Si le médecin a encore des doutes sur le diagnostic, un deuxième test, appelé échantillon Nobel, peut être effectué.

Test de Nobel

Le sujet s'adapte sur un canapé rigide. Jambe douloureuse sur le dessus et pliée au genou. Ensuite, le médecin, en appuyant sur les aisselles, le déplie.

Le test Nobel est positif lorsque des sensations douloureuses apparaissent alors que la jambe pliée au genou est déjà pliée.

Autres tests

On proposera peut-être au sujet de sauter sur une jambe douloureuse, légèrement pliée aux genoux. Si cette action s'avère impossible pour un patient, nous pouvons parler de syndrome PBT.

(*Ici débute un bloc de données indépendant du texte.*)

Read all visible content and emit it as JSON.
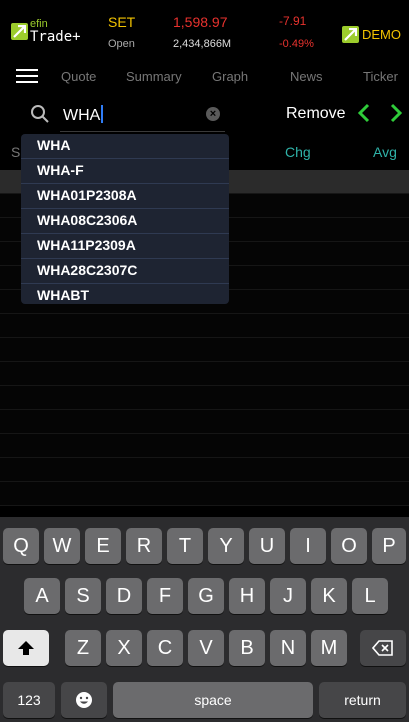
{
  "header": {
    "logo_efin": "efin",
    "logo_trade": "Trade+",
    "index_name": "SET",
    "index_status": "Open",
    "index_value": "1,598.97",
    "index_volume": "2,434,866M",
    "index_change": "-7.91",
    "index_change_pct": "-0.49%",
    "demo_label": "DEMO",
    "colors": {
      "brand_green": "#9ccc2c",
      "gold": "#f2c300",
      "down_red": "#e8322e"
    }
  },
  "nav": {
    "tabs": [
      "Quote",
      "Summary",
      "Graph",
      "News",
      "Ticker"
    ]
  },
  "search": {
    "value": "WHA",
    "remove_label": "Remove"
  },
  "table": {
    "col_s": "S",
    "col_chg": "Chg",
    "col_avg": "Avg"
  },
  "dropdown": {
    "items": [
      "WHA",
      "WHA-F",
      "WHA01P2308A",
      "WHA08C2306A",
      "WHA11P2309A",
      "WHA28C2307C",
      "WHABT"
    ]
  },
  "keyboard": {
    "row1": [
      "Q",
      "W",
      "E",
      "R",
      "T",
      "Y",
      "U",
      "I",
      "O",
      "P"
    ],
    "row2": [
      "A",
      "S",
      "D",
      "F",
      "G",
      "H",
      "J",
      "K",
      "L"
    ],
    "row3": [
      "Z",
      "X",
      "C",
      "V",
      "B",
      "N",
      "M"
    ],
    "numbers_label": "123",
    "space_label": "space",
    "return_label": "return"
  }
}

Les radiographies, les examens informatisés et l'IRM ne sont pas effectués, car cette pathologie ne produit aucun changement. Cependant, les tests ci-dessus peuvent être prescrits si les médecins soupçonnent que la douleur ne cause pas le syndrome PBT, ou pas seulement lui, mais, par exemple, l'arthrose du genou. articulation ou pathologie de l'articulation de la hanche.

Certes, des scientifiques qui ont mis au point les derniers appareils IRM affirment que les images prises avec ces appareils montrent des signes de syndrome PBT, à savoir: un épaississement dû à une inflammation, la partie inférieure du PBT et le fluide inflammatoire dans l'espace rétréci par le frottement constant entre le tibia tract et namyshelkom.

Maux de genou en courant sur le côté (syndrome iléo-tibial du syndrome)

Le tractus iliaque-tibial (PBT ou tractus ilio-tibial) est un tissu conjonctif épais et durable (fascia) qui longe la surface externe (latérale, latérale) de la cuisse. De haut en haut, l'aponévrose est attachée à la crête iliaque et de bas en bas, non seulement au tibia, mais également à la partie externe de la rotule (rotule) et au tendon du biceps de la cuisse.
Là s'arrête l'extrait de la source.